C’est la raison pour laquelle la reconnaissance de ce besoin par le juge, quelle que soit la durée d’hospitalisation, est fondamentale.
Plus encore, cette reconnaissance devrait également passer par les experts interrogés sur l’évaluation des préjudices des victimes et ceux de leurs proches. En effet, ces médecins -souvent hospitaliers– ont tendance à considérer, à l’instar de la Cour d’appel, que les périodes d’hospitalisation correspondent à une prise en charge intégrale des préjudices de la victime.
Il convient donc d’informer les experts judiciaires de ces nouveautés jurisprudentielles afin qu’ils puissent les intégrer à leurs évaluations. Pour cela, leurs missions d’expertise doivent être modifiées afin de faire explicitement référence à ce poste de préjudice « d’aide humaine, y compris pendant les périodes d’hospitalisation ».
Par ailleurs, cet arrêt revient sur l’appréciation par la Cour d’appel de l’indemnisation de la perte de gains professionnels futurs de la victime d’un accident médical jeune.
D’une part, sur l’évaluation de la perte de gains professionnels futurs, qui avait été conditionnée par la Cour, à une perte de chance en raison du jeune âge de la victime au moment de l’accident.
La Cour d’appel avait donc précisé que la victime :
« n’ayant pu, en raison de son handicap, ni suivre d’études ou de formation ni exercer d’activité professionnelle, elle n’avait pas subi une perte effective de revenus, mais la perte d’une chance d’exercer une activité professionnelle ».

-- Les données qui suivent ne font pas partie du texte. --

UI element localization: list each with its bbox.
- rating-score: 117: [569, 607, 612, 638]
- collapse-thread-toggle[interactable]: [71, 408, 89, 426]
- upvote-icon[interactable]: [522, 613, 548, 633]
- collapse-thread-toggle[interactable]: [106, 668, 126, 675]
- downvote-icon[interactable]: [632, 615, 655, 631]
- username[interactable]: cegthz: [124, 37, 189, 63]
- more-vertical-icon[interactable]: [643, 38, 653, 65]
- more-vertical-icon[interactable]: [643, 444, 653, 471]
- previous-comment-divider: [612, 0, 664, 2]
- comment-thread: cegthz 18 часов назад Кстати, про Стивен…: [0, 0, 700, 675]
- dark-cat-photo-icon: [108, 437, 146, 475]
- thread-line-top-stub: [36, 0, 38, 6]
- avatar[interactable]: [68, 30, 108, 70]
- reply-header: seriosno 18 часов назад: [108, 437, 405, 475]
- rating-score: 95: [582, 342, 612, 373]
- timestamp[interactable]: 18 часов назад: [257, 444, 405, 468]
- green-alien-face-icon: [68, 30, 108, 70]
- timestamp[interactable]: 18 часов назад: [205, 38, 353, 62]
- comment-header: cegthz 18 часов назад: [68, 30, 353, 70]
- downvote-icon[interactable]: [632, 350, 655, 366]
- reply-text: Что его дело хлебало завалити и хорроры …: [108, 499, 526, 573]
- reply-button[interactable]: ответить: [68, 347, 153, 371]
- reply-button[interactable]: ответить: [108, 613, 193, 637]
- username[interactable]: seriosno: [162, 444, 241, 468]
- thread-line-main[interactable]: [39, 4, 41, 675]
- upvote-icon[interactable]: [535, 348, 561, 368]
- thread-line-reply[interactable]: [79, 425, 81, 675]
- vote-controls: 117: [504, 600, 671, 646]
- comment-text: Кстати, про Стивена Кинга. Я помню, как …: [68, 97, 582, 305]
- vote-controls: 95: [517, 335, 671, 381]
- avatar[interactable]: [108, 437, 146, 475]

La Cour de cassation considère, au visa de l’article L11421-1, I, du Code de la santé publique et du principe de réparation intégrale sans perte ni profit, que :
« la perte de gains professionnels futurs, liée un accident survenu lors de la naissance de la victime ou dans son jeune âge, la privant de toute possibilité d’exercer un jour une activité professionnelle, doit être regardée comme présentant un caractère certain.

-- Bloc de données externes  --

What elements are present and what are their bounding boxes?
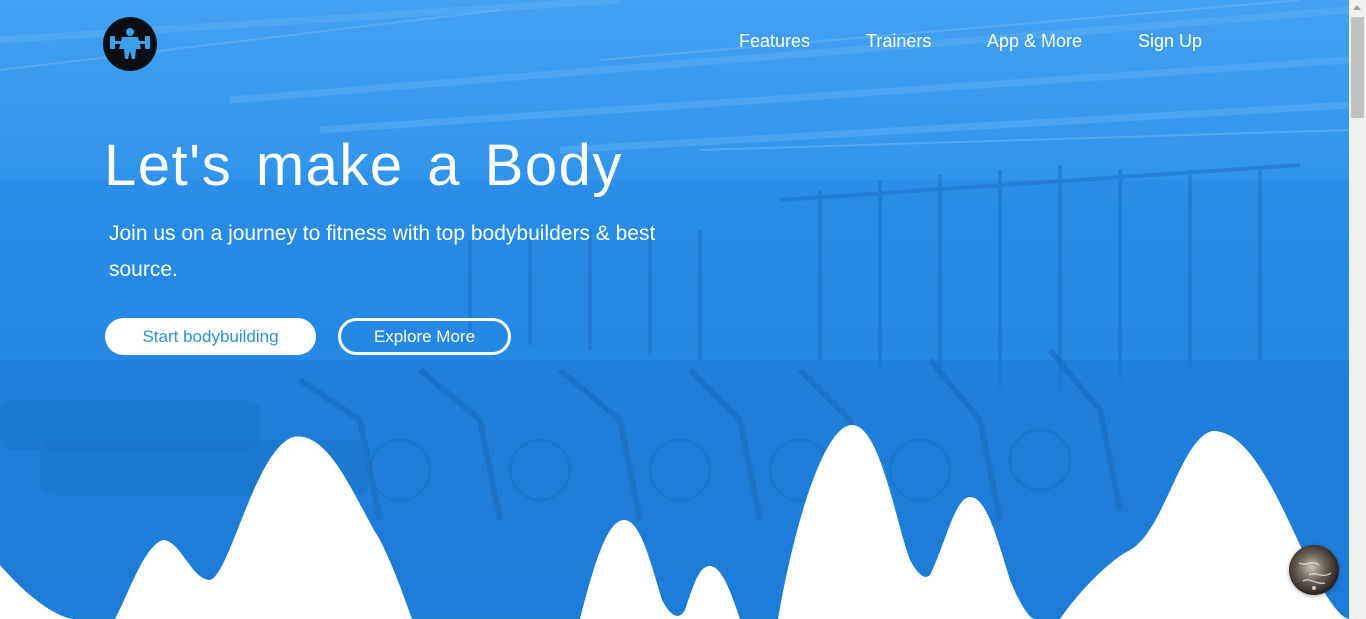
nav-trainers[interactable]: Trainers xyxy=(866,31,931,52)
start-bodybuilding-button[interactable]: Start bodybuilding xyxy=(105,318,316,355)
nav-features[interactable]: Features xyxy=(739,31,810,52)
hero-subtitle: Join us on a journey to fitness with top… xyxy=(109,222,656,281)
scroll-up-arrow-icon[interactable] xyxy=(1353,5,1361,10)
explore-more-button[interactable]: Explore More xyxy=(338,318,511,355)
page: Features Trainers App & More Sign Up Let… xyxy=(0,0,1366,619)
scrollbar-thumb[interactable] xyxy=(1351,17,1364,118)
hero-background xyxy=(0,0,1349,619)
avatar-icon xyxy=(1298,562,1332,590)
nav-app-and-more[interactable]: App & More xyxy=(987,31,1082,52)
brand-logo[interactable] xyxy=(105,19,155,69)
bodybuilder-logo-icon xyxy=(106,20,154,68)
nav-sign-up[interactable]: Sign Up xyxy=(1138,31,1202,52)
floating-avatar-button[interactable] xyxy=(1289,545,1339,595)
page-scrollbar[interactable] xyxy=(1349,0,1366,619)
hero-title: Let's make a Body xyxy=(104,133,623,198)
mountain-wave-shape xyxy=(0,425,1349,619)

20. Pour limiter l’indemnisation de la perte de gains professionnels futurs à une perte de chance, l’arrêt retient que Mme [B] [R] n’ayant pu, en raison de son handicap, ni suivre d’études ou de formation ni exercer d’activité professionnelle, elle n’a pas subi une perte effective de revenus, mais la perte d’une chance d’exercer une activité professionnelle.
21. En statuant ainsi, en l’absence d’aléa professionnel, la cour d’appel a violé le texte et le principe susvisés ».

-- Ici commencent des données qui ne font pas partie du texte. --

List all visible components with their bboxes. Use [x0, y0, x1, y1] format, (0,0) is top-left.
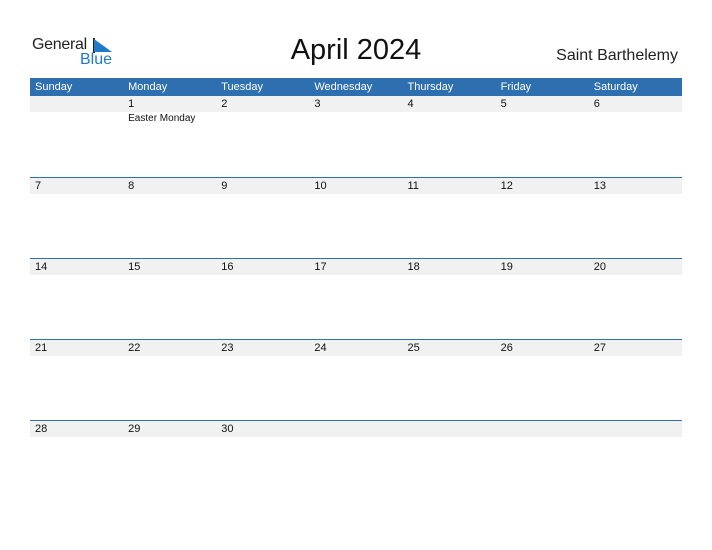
- day-number: 8: [128, 180, 135, 192]
- day-cell: 27: [589, 340, 682, 356]
- day-number: 25: [407, 342, 420, 354]
- day-number: [501, 421, 589, 437]
- day-cell: [403, 421, 496, 437]
- day-cell: 14: [30, 259, 123, 275]
- day-cell: 20: [589, 259, 682, 275]
- week-cells: 21 22 23 24 25 26 27: [30, 340, 682, 356]
- weekday-tuesday: Tuesday: [221, 81, 264, 93]
- day-number: 16: [221, 261, 234, 273]
- day-cell: 25: [403, 340, 496, 356]
- weekday-friday: Friday: [500, 81, 532, 93]
- day-number: 11: [407, 180, 419, 192]
- day-cell: 17: [309, 259, 402, 275]
- weekday-thursday: Thursday: [407, 81, 454, 93]
- day-cell: 26: [496, 340, 589, 356]
- day-cell: 12: [496, 178, 589, 194]
- day-cell: 16: [216, 259, 309, 275]
- day-cell: 24: [309, 340, 402, 356]
- day-number: 30: [221, 423, 234, 435]
- day-cell: 21: [30, 340, 123, 356]
- weekday-header: Sunday Monday Tuesday Wednesday Thursday…: [30, 78, 682, 96]
- day-cell: 29: [123, 421, 216, 437]
- weekday-saturday: Saturday: [593, 81, 638, 93]
- day-number: [408, 421, 496, 437]
- day-cell: 23: [216, 340, 309, 356]
- day-number: 9: [221, 180, 228, 192]
- day-cell: 2: [216, 96, 309, 126]
- day-number: 28: [35, 423, 48, 435]
- day-number: 2: [221, 98, 228, 110]
- day-cell: 22: [123, 340, 216, 356]
- day-cell: 4: [403, 96, 496, 126]
- day-cell: 7: [30, 178, 123, 194]
- day-cell: [589, 421, 682, 437]
- day-cell: 5: [496, 96, 589, 126]
- country-name: Saint Barthelemy: [556, 47, 678, 64]
- day-number: 1: [128, 98, 135, 110]
- day-number: 23: [221, 342, 234, 354]
- day-cell: 10: [309, 178, 402, 194]
- weekday-sunday: Sunday: [35, 81, 73, 93]
- weekday-monday: Monday: [128, 81, 168, 93]
- day-cell: 15: [123, 259, 216, 275]
- day-number: 10: [314, 180, 327, 192]
- day-number: 22: [128, 342, 141, 354]
- week-row: 7 8 9 10 11 12 13: [30, 177, 682, 258]
- day-number: 27: [593, 342, 606, 354]
- week-cells: 1 Easter Monday 2 3 4 5 6: [30, 96, 682, 126]
- week-row: 28 29 30: [30, 420, 682, 501]
- day-number: 24: [314, 342, 327, 354]
- day-number: 17: [314, 261, 327, 273]
- day-cell: 11: [403, 178, 496, 194]
- day-number: 13: [593, 180, 606, 192]
- day-cell: 18: [403, 259, 496, 275]
- week-cells: 14 15 16 17 18 19 20: [30, 259, 682, 275]
- week-cells: 28 29 30: [30, 421, 682, 437]
- day-number: 20: [593, 261, 606, 273]
- day-number: 15: [128, 261, 141, 273]
- day-number: [314, 421, 402, 437]
- day-cell: 13: [589, 178, 682, 194]
- day-number: [594, 421, 682, 437]
- day-number: 26: [500, 342, 513, 354]
- day-cell: 1 Easter Monday: [123, 96, 216, 126]
- day-cell: [309, 421, 402, 437]
- day-number: 5: [500, 98, 507, 110]
- day-number: 7: [35, 180, 42, 192]
- day-cell: 9: [216, 178, 309, 194]
- day-cell: [496, 421, 589, 437]
- day-cell: 28: [30, 421, 123, 437]
- week-row: 14 15 16 17 18 19 20: [30, 258, 682, 339]
- day-number: 18: [407, 261, 420, 273]
- day-number: 12: [500, 180, 513, 192]
- week-row: 21 22 23 24 25 26 27: [30, 339, 682, 420]
- week-cells: 7 8 9 10 11 12 13: [30, 178, 682, 194]
- day-number: 14: [35, 261, 48, 273]
- week-row: 1 Easter Monday 2 3 4 5 6: [30, 96, 682, 177]
- day-number: 4: [407, 98, 414, 110]
- day-number: 21: [35, 342, 48, 354]
- day-cell: 30: [216, 421, 309, 437]
- day-number: [35, 96, 123, 112]
- day-number: 3: [314, 98, 321, 110]
- day-number: 29: [128, 423, 141, 435]
- day-number: 6: [593, 98, 600, 110]
- holiday-label: Easter Monday: [128, 113, 196, 124]
- day-cell: 6: [589, 96, 682, 126]
- day-cell: [30, 96, 123, 126]
- day-cell: 8: [123, 178, 216, 194]
- day-cell: 3: [309, 96, 402, 126]
- day-cell: 19: [496, 259, 589, 275]
- day-number: 19: [500, 261, 513, 273]
- weekday-wednesday: Wednesday: [314, 81, 373, 93]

D’autre part, la 1ʳᵉ Chambre a également cassé l’arrêt ayant limité ce poste de préjudice de la même façon que la rente pour la tierce personne durant l’hospitalisation.
Là encore, la Haute juridiction considère que l’indemnisation de ces pertes de gains n’a pas à être suspendue au-delà de 30 jours d’hospitalisation.
Cette décision fait là encore preuve de réalisme dans la mesure où la personne active professionnellement ayant subi un accident l’obligeant à être hospitalisée perçoit également son salaire, soit par le biais de son entreprise, de la Sécurité sociale, d’une assurance ou d’une rente accident.
Rien ne justifie que la jeune victime d’un accident soit traitée différemment et ne perçoive aucun revenu dans des circonstances similaires.
La 1ʳᵉ Chambre de la Cour de cassation rend là encore une décision favorable aux victimes d’accidents médicaux sur lesquelles elle refuse de faire peser une charge de la preuve démesurée dès lors qu’elles justifient du lien entre leurs demandes et la réalité de leurs préjudices.